Historical population
| Census | Pop. | Note | %± |
| 1960 | 1,393 |  | — |
| 1980 | 2,233 |  | — |
| 1990 | 1,355 |  | −39.3% |
| 2000 | 917 |  | −32.3% |
| 2010 | 968 |  | 5.6% |
| 2020 | 773 |  | −20.1% |
| 2021 (est.) | 730 |  | −5.6% |
U.S. Decennial Census

===2000 census===
As of the census of 2000, there were 917 people, 420 households, and 260 families living in the city. The population density was 1,024.0 people per square mile (393.4/km^{2}). There were 542 housing units at an average density of 605.2 per square mile (232.5/km^{2}). The racial makeup of the city was 61.40% White, 35.55% African American, 0.11% Native American, and 2.94% from two or more races. Hispanic or Latino of any race were 0.55% of the population.

There were 420 households, out of which 17.1% had children under the age of 18 living with them, 43.8% were married couples living together, 14.8% had a female householder with no husband present, and 37.9% were non-families. 36.0% of all households were made up of individuals, and 23.3% had someone living alone who was 65 years of age or older. The average household size was 2.18 and the average family size was 2.77.
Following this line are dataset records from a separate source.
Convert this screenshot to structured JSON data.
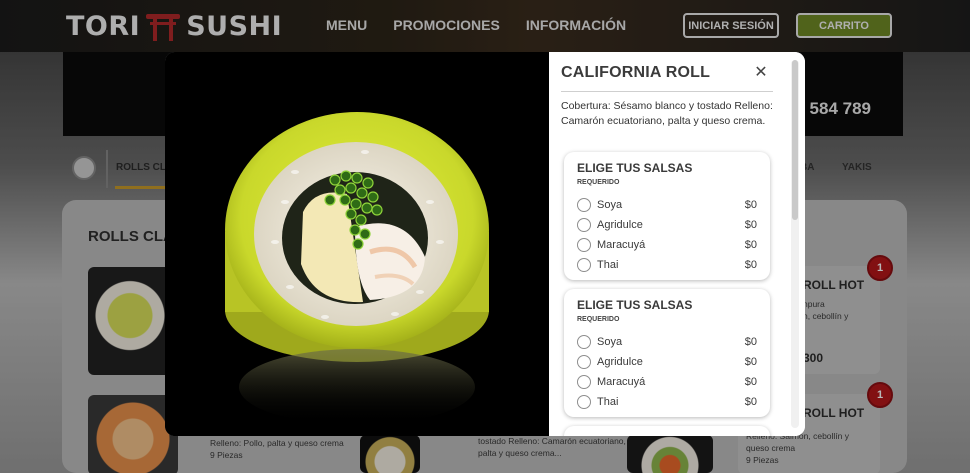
{
  "header": {
    "logo_left": "TORI",
    "logo_right": "SUSHI",
    "nav": [
      "MENU",
      "PROMOCIONES",
      "INFORMACIÓN"
    ],
    "login_label": "INICIAR SESIÓN",
    "cart_label": "CARRITO",
    "accent_color": "#6f8a26"
  },
  "banner": {
    "phone_partial": "584 789"
  },
  "categories": {
    "active": "ROLLS CLÁ",
    "right_items": [
      "BA",
      "YAKIS"
    ]
  },
  "content": {
    "section_title": "ROLLS CLÁ",
    "cards": [
      {
        "title": "ROLL HOT",
        "desc": "npura\nn, cebollín y",
        "price": "300",
        "badge": "1"
      },
      {
        "title": "ROLL HOT",
        "desc": "Relleno: Salmón, cebollín y\nqueso crema\n9 Piezas",
        "badge": "1"
      },
      {
        "desc": "Relleno: Pollo, palta y queso\ncrema\n9 Piezas"
      },
      {
        "desc": "tostado\nRelleno: Camarón ecuatoriano,\npalta y queso crema..."
      }
    ]
  },
  "modal": {
    "title": "CALIFORNIA ROLL",
    "close_label": "✕",
    "description": "Cobertura: Sésamo blanco y tostado Relleno: Camarón ecuatoriano, palta y queso crema.",
    "sauce_groups": [
      {
        "title": "ELIGE TUS SALSAS",
        "required": "REQUERIDO",
        "options": [
          {
            "name": "Soya",
            "price": "$0"
          },
          {
            "name": "Agridulce",
            "price": "$0"
          },
          {
            "name": "Maracuyá",
            "price": "$0"
          },
          {
            "name": "Thai",
            "price": "$0"
          }
        ]
      },
      {
        "title": "ELIGE TUS SALSAS",
        "required": "REQUERIDO",
        "options": [
          {
            "name": "Soya",
            "price": "$0"
          },
          {
            "name": "Agridulce",
            "price": "$0"
          },
          {
            "name": "Maracuyá",
            "price": "$0"
          },
          {
            "name": "Thai",
            "price": "$0"
          }
        ]
      }
    ]
  }
}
In the city, the population was spread out, with 19.0% under the age of 18, 5.7% from 18 to 24, 18.4% from 25 to 44, 25.0% from 45 to 64, and 32.0% who were 65 years of age or older. The median age was 50 years. For every 100 females, there were 86.4 males. For every 100 females age 18 and over, there were 78.6 males.

The median income for a household in the city was $22,857, and the median income for a family was $30,938. Males had a median income of $28,750 versus $17,019 for females. The per capita income for the city was $13,233. About 24.2% of families and 30.8% of the population were below the poverty line, including 58.2% of those under age 18 and 18.5% of those age 65 or over.

==Notable person==
- Johnny Bero, professional baseball player who was an infielder for parts of two seasons with the Detroit Tigers and St. Louis Browns.